The Vatican on Monday confirmed that opening the door to married Anglican priests doesn’t mean the Roman Catholic church is easing the requirement for celibacy for its clergy.
The Holy See press office released rules and guidelines, known as an Apostolic Constitution, as part of efforts to make it easier for disillusioned, traditionalist Anglicans to cross over to the Roman Catholic fold.
Under the Vatican’s initiative, Anglicans, turned off by their own church’s embrace of openly gay clerics, women priests and blessing of same-sex unions, can join new parishes, called “personal ordinariates” that are headed by former Anglican prelates
Vatican officials had previously stressed that married Anglican priests would be allowed to remain in the priesthood on a case-by-case basis as they join the Roman Catholic fold.
Still, the Vatican’s decision to allow Anglicans to keep some aspects of their liturgy and identity had raised questions over whether the Roman Catholic requirement for celibacy might change.
On Monday, the Vatican reaffirmed its resolve to leave the celibacy requirement unchanged.
“The possibility envisioned by the Apostolic Constitution for some married clergy within the personal ordinariates does not signify any change in the Church’s discipline of clerical celibacy,” the Vatican said.
It praised priestly celibacy as “a sign and a stimulus for pastoral charity.”
Apparently seeking to squash any speculation that Rome had been courting the disaffected Anglicans, the Vatican said the “Holy Spirit” inspired Anglicans to “petition repeatedly and insistently to be received into full Catholic communion” individually and as a group.
Married Anglican bishops could lose rank
The Vatican also sought to justify setting up new structures to accommodate any Anglican desire to convert.
Simply assimilating Anglicans in existing dioceses would have led to the “loss of the richness of their Anglican tradition,” the Vatican said.
Allowing them to keep liturgical, spiritual and pastoral traditions, with Vatican approval, brings the Catholic church “a precious gift,” the new document said.
The rules also confirmed statements by Vatican officials that while married Anglican bishops could be ordained as priests after converting to Roman Catholicism, they will lose bishop’s rank.
But Rome said these former bishops could be invited to participate in meetings of local Catholic bishops’ conferences “with the equivalent status of a retired bishop.”

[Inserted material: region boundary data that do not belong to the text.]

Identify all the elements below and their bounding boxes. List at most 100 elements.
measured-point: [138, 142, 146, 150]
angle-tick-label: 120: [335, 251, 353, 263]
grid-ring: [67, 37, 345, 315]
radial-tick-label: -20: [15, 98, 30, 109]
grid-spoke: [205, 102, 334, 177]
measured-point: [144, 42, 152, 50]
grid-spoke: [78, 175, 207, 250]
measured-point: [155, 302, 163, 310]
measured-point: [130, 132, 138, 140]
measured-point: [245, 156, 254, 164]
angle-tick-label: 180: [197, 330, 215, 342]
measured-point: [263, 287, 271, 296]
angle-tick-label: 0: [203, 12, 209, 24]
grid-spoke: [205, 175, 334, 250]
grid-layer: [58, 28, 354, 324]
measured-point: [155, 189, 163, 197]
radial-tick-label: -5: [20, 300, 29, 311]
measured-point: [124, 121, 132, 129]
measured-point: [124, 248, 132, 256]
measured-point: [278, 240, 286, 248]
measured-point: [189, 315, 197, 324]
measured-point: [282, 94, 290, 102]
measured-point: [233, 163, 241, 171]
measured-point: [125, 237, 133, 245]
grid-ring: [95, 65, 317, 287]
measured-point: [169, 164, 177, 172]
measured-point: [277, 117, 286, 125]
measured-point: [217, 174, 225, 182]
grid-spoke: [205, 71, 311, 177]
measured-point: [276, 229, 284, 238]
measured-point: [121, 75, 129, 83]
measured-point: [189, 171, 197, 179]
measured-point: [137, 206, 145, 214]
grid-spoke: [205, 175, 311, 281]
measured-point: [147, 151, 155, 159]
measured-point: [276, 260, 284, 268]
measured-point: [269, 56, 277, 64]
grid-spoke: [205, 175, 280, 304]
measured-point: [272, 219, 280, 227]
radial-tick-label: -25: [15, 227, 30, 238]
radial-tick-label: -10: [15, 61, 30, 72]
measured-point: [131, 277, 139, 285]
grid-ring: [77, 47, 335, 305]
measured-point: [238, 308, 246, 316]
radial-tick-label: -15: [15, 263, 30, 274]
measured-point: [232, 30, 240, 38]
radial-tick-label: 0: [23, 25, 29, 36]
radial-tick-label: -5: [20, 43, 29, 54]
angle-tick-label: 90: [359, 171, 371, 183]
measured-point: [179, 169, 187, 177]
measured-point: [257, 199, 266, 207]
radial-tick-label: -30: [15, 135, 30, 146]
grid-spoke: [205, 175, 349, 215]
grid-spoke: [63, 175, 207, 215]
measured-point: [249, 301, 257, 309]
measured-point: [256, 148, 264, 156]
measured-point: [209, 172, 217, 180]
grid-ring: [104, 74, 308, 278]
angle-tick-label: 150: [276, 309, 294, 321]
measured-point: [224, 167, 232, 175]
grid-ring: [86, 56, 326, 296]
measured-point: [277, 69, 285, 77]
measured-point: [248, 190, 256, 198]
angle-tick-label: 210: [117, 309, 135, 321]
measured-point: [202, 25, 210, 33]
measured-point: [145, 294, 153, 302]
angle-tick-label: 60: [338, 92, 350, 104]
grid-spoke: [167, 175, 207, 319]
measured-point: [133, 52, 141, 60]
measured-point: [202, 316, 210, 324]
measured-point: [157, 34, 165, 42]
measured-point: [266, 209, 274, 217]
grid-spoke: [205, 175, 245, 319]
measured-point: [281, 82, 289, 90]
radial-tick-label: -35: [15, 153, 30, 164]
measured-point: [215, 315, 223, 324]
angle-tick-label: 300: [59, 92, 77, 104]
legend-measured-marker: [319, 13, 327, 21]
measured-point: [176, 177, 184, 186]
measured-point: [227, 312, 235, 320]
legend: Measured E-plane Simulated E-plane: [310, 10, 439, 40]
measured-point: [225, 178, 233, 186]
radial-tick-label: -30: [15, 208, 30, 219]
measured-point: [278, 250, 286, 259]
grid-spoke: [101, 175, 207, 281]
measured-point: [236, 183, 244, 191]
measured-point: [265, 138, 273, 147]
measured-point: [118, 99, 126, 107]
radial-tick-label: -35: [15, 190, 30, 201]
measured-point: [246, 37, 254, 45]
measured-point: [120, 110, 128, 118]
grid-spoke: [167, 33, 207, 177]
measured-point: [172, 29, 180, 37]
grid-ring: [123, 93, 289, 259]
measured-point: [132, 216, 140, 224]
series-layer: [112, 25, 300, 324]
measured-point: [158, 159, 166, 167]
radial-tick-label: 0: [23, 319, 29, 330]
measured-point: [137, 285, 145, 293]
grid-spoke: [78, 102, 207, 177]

Without elaborating on the theology involved, the new rules said “many doctrinal questions have had to be addressed, and such questions will continue to arise” as the Anglican converts join their Roman Catholic brothers.
Pope Benedict XVI, at the helm of a 1.1 billion member Church, has made it a priority of papacy to press for unity of all Christians, including the 77 million-strong Anglican communion worldwide.
Both the Vatican and the Anglican Church have pledged to continue unity efforts.
The Vatican’s reaching out to the would-be converts doesn’t “deflect” the Church of England from its “long-standing commitment to seeking the unity of all the Churches, including the Roman Catholic church,” said the Rt. Rev. Christopher Hill, bishop of Guildford, England, and chairman of the Church of England’s Council for Christian Unity.
The Church of England was established in 1534 when English monarch Henry VIII was refused a marriage annulment by Rome.